二人は少しだけ人の少ない場所へ移動する。


視線は追ってくるが、気にしない。


壁際。


ゼノスは腕を組み、ルークを見る。


「一応確認な」


「うん?」


「昨日の話、本気でいいんだよな?」


「コラボのやつ?」


「そう」


「いいよ」


即答。


(迷いがありませんね。)


ゼノスは満足そうに頷く。


「よし」


「じゃあ改めて――」


少しだけ真面目な顔になる。


「明日、一緒に潜る」


「了解」


「ダンジョンはルークが昨日行っていたところと同じでいいか?」


「うーん。
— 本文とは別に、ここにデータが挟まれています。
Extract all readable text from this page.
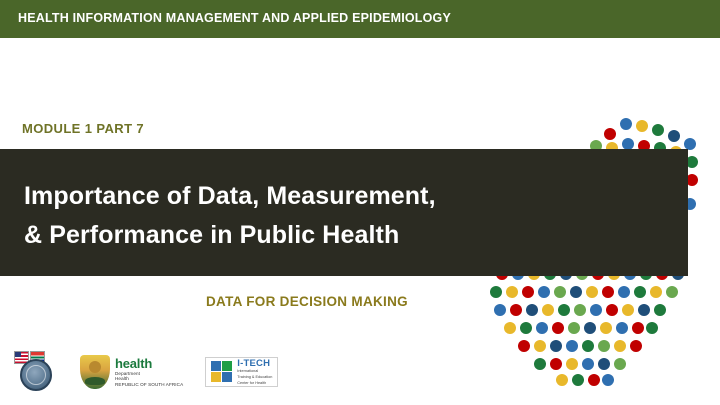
HEALTH INFORMATION MANAGEMENT AND APPLIED EPIDEMIOLOGY
MODULE 1 PART 7
Importance of Data, Measurement,
& Performance in Public Health
DATA FOR DECISION MAKING
health
Department
Health
REPUBLIC OF SOUTH AFRICA
I-TECH
International
Training & Education
Center for Health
まあ強い敵がいるならどこでもいいよ。」


(要求が雑ですね。)


ゼノスは口元を歪める。


「任せろ。退屈はさせない」


その一言に、確かな自信があった。


「配信は同時でいいか?」


「どういうことだ?」


「お互いの視点で配信する」


「へぇ、面白そうだな」


「だろ?」


ゼノスは手を差し出す。


「じゃあ正式に」


ルークも特に気にせず握る。


「よろしく」


その瞬間――


周囲がざわついた。


「また握手したぞ!?」

「コラボ確定だ!!」

「やべえええ!!」


(隠す気ゼロですね。)


ゼノスは軽く振り返る。


「まあバレるよな」


肩をすくめる。


「今日中に告知出す」


「早いな」


「これでも仕事だからな」


(さすがトップですね。)


ゼノスはそのまま歩き出す。


出口に向かいながら――


一度だけ振り返る。


「明日、楽しみにしてる」


「ああ」


短いやり取り。


だが、それだけで十分だった。


ゼノスはギルドを後にする。


ギィ……


扉が閉まる。


一瞬の静寂。


そして――


「うおおおおお!!」

「コラボだあああ!!」

「マジでやるのかよ!!」


爆発するギルド内。


興奮が一気に広がる。


「……なんか大事になってない?」


(なってますね。)


ミュリエルが苦笑する。


「とても、なっています」


「まあいっか」


(よくないと思いますが。)


ルークは軽く伸びをする。


いつも通りの調子で。


「じゃあ帰って寝るか」


「明日楽しみだな」


(本当にブレませんね。)


その何気ない一言が――


配信界の常識を、


大きく塗り替えることになる。


その瞬間は、もうすぐそこまで来ていた。